Growth is fun. Healthy companies have lots of growth opportunities. With those opportunities come the need to hire on more folks. Those folks cost money.
I’ve found that if a company is growing profitably or has easy access to capital, then these hiring decisions are not scrutinized as much as they probably could be. What I have seen happen with several companies in the past year is they hire like crazy and then realize their growth doesn’t support a healthy profit margin like they thought it would.

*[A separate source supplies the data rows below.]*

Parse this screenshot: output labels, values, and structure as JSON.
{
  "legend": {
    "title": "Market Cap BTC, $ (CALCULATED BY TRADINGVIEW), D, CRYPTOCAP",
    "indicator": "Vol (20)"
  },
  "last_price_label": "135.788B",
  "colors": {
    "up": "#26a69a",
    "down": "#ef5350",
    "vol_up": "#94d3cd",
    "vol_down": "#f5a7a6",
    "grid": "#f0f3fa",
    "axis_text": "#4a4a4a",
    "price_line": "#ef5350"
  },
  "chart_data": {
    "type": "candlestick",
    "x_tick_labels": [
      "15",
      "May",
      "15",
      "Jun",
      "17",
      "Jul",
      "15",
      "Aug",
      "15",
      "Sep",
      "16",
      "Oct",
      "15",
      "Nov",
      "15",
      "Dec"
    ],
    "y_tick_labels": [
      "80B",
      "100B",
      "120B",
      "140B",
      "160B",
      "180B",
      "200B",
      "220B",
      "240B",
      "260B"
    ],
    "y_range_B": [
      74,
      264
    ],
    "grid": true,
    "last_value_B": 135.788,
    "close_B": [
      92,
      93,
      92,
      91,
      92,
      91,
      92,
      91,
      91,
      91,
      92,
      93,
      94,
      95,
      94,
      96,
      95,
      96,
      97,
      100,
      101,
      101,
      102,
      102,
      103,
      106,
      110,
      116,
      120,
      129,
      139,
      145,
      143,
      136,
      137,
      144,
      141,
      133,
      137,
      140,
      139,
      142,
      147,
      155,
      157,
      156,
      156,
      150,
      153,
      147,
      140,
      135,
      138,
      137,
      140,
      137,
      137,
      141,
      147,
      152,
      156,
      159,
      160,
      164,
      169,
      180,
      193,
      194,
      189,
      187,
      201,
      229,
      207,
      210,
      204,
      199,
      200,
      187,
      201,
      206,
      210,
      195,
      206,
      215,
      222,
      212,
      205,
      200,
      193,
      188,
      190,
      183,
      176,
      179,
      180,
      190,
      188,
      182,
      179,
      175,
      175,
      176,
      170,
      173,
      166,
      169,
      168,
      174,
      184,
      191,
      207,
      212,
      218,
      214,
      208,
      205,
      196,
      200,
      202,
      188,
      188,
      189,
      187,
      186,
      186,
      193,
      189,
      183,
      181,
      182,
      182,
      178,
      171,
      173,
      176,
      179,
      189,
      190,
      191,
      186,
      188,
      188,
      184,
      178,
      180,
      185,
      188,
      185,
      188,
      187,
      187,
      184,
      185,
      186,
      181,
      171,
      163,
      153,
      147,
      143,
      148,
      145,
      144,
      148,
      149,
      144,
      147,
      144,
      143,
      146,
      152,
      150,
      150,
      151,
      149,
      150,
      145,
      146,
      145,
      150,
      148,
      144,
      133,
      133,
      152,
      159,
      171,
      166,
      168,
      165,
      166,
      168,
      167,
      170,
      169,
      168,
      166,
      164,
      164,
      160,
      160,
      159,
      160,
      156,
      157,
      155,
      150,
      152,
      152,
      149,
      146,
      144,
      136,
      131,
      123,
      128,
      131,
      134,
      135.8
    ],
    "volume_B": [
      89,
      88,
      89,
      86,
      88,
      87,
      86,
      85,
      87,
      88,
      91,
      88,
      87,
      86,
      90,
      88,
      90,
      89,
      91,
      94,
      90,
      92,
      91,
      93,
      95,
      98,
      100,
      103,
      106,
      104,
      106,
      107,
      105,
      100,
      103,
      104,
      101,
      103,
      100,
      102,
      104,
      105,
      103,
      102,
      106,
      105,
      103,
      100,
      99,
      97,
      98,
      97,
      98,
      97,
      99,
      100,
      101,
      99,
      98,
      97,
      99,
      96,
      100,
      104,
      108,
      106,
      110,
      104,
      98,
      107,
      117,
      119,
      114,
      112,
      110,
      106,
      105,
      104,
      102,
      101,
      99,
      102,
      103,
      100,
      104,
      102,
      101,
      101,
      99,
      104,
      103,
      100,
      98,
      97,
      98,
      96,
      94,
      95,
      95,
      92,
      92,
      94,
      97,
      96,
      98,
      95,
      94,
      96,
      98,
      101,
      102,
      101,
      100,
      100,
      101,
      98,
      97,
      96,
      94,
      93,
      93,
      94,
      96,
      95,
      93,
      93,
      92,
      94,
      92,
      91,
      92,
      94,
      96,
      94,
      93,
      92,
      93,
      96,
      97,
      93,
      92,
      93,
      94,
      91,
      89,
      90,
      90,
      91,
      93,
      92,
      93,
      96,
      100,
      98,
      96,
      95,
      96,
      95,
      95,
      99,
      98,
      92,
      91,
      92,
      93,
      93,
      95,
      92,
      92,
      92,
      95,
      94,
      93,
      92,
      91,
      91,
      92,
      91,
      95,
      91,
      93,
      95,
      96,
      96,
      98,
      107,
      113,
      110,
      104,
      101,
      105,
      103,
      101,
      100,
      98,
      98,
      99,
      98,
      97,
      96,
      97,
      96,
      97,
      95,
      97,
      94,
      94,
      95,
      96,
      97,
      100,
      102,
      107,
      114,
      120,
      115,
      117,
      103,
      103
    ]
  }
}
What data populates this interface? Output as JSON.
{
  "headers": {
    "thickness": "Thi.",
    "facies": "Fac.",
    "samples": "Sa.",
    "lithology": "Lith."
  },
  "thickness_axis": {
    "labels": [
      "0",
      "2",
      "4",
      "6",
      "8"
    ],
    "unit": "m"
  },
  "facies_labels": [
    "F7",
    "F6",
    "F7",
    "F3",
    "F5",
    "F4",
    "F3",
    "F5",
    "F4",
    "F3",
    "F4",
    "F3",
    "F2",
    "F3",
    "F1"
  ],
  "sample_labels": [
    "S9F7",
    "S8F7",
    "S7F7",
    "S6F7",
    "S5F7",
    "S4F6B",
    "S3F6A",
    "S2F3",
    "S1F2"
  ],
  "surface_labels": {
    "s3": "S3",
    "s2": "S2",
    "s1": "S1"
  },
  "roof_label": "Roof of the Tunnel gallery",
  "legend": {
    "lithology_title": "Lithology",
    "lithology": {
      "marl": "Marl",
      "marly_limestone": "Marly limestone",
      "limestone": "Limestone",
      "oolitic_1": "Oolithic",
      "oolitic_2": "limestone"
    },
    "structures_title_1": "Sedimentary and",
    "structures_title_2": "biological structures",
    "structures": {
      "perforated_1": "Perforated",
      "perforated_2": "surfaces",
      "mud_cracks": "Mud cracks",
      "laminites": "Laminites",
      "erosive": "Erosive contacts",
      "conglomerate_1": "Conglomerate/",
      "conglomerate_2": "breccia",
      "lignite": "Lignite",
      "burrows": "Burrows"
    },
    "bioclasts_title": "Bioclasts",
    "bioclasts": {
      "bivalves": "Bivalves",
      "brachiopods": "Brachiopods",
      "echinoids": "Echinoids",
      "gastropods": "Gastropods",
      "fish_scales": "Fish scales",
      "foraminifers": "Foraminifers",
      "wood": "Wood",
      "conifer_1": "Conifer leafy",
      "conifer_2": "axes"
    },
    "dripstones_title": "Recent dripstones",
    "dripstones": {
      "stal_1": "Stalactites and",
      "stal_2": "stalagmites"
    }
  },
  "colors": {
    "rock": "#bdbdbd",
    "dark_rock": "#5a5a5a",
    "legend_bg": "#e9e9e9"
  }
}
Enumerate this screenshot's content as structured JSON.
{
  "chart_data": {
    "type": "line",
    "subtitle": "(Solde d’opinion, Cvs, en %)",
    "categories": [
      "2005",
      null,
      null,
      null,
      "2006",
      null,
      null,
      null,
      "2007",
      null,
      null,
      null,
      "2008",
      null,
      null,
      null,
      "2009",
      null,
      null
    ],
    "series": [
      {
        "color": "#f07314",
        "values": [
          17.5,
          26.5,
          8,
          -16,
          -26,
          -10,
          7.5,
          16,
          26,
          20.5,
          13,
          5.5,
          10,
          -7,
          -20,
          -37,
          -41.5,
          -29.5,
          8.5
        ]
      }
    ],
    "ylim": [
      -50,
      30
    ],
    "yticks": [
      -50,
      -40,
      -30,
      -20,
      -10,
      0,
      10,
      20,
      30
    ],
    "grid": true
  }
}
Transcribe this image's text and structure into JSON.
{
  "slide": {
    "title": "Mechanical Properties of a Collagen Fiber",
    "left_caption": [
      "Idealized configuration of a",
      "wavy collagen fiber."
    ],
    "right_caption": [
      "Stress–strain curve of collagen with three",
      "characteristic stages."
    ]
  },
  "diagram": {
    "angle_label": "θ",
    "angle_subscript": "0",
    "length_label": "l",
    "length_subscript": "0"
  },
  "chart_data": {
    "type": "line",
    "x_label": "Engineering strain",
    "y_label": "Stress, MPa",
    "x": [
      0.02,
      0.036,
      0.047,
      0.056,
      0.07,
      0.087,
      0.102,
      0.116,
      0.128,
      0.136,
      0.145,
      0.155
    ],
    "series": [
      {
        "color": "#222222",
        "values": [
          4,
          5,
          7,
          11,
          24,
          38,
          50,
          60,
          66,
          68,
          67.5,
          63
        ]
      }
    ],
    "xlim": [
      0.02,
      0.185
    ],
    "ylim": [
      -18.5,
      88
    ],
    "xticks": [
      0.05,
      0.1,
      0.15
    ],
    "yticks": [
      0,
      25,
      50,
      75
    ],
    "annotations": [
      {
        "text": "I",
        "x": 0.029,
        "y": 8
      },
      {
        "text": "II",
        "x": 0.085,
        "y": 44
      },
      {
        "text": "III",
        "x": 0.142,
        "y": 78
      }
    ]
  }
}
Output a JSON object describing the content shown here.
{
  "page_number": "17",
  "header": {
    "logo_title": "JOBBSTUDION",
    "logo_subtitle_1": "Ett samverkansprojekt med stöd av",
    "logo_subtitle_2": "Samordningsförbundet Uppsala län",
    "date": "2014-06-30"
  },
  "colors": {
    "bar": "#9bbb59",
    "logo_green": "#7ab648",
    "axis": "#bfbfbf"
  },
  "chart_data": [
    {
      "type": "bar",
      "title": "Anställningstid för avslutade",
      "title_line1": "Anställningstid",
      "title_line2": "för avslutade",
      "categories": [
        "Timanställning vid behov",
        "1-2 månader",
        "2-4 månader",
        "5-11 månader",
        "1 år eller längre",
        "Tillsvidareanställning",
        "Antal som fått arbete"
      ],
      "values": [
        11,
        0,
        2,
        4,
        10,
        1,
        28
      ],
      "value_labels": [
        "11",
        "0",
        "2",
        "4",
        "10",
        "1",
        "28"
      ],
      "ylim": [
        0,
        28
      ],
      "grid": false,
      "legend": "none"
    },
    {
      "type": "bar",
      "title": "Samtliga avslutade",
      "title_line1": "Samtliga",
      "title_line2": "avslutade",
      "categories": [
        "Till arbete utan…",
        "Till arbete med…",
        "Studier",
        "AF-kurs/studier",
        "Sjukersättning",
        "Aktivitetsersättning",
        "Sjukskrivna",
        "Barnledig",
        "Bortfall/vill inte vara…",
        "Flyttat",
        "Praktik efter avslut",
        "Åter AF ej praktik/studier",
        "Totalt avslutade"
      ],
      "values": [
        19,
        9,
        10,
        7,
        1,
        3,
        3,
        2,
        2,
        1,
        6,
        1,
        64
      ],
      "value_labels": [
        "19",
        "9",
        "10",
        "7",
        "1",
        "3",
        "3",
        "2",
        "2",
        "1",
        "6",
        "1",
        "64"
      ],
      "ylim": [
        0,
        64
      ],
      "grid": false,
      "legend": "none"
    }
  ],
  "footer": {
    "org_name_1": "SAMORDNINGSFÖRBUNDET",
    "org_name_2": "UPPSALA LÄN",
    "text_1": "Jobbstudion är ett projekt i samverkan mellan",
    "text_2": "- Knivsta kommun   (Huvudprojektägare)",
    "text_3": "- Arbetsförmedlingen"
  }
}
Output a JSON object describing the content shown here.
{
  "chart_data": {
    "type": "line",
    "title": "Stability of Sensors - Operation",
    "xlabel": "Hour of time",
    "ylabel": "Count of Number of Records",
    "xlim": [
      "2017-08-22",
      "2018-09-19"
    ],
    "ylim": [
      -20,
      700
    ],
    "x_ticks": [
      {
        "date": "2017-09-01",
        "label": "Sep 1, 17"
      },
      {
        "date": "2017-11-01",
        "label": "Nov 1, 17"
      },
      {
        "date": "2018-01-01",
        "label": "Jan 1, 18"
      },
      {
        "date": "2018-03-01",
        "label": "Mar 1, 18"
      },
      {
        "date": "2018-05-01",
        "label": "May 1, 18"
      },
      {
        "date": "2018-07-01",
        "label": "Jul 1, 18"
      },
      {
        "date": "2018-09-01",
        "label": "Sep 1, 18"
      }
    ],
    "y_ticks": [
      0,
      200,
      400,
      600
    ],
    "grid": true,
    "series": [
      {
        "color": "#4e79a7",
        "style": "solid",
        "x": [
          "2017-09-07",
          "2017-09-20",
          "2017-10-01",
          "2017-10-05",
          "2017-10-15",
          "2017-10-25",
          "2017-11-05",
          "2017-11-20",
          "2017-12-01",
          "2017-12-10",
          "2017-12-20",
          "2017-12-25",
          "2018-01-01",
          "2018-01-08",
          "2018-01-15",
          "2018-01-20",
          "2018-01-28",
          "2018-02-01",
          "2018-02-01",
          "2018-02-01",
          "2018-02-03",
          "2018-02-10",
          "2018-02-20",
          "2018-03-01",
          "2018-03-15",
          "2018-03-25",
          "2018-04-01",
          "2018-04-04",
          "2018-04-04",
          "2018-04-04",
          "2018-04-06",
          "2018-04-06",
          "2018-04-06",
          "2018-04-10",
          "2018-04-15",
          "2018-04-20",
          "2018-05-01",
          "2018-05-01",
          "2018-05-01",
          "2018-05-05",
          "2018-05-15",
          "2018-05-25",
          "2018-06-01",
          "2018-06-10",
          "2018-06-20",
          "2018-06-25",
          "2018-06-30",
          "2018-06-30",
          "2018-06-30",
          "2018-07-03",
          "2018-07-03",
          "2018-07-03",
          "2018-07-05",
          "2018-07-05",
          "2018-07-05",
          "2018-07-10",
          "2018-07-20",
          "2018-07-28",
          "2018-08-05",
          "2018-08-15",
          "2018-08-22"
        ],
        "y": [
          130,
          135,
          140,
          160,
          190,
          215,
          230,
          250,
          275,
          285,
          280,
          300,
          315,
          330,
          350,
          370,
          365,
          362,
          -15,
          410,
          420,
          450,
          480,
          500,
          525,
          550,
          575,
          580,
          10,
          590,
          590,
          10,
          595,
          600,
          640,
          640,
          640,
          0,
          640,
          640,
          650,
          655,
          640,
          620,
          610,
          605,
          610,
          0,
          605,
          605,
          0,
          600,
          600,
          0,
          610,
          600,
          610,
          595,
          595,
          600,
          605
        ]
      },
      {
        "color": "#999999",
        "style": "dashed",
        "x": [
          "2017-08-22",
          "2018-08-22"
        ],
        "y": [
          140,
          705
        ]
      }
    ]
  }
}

As we were growing RegOnline 50% a year we would have a wish-list of positions we wanted to hire for. How did we decide how many were too much? We knew we wanted to maintain a certain margin level every month – like 40% net profit. We were willing to sacrifice some of that margin to hire more, having a floor of 25%. It would have been easy to say, well since we are continuing to grow we can hire more than that and grow into our profitability again later. But we didn’t. And I’m glad we didn’t because we had lots of months where we didn’t grow or went backwards. We would have felt unnecessary pressure because of a bloated overhead. It felt much better to know we were continually enjoying great profit margins AND growing.
This process then forced us to prioritize our hires based on ROI. How would each hire produce more profitability for the company, what was the certainty level, and in what period of time. Adding to our support or sales team based on metrics was a little easier than doing the math on another developer or admin person. None the less, prioritizing our hires and doing the math helped us stay profitable in up and down months.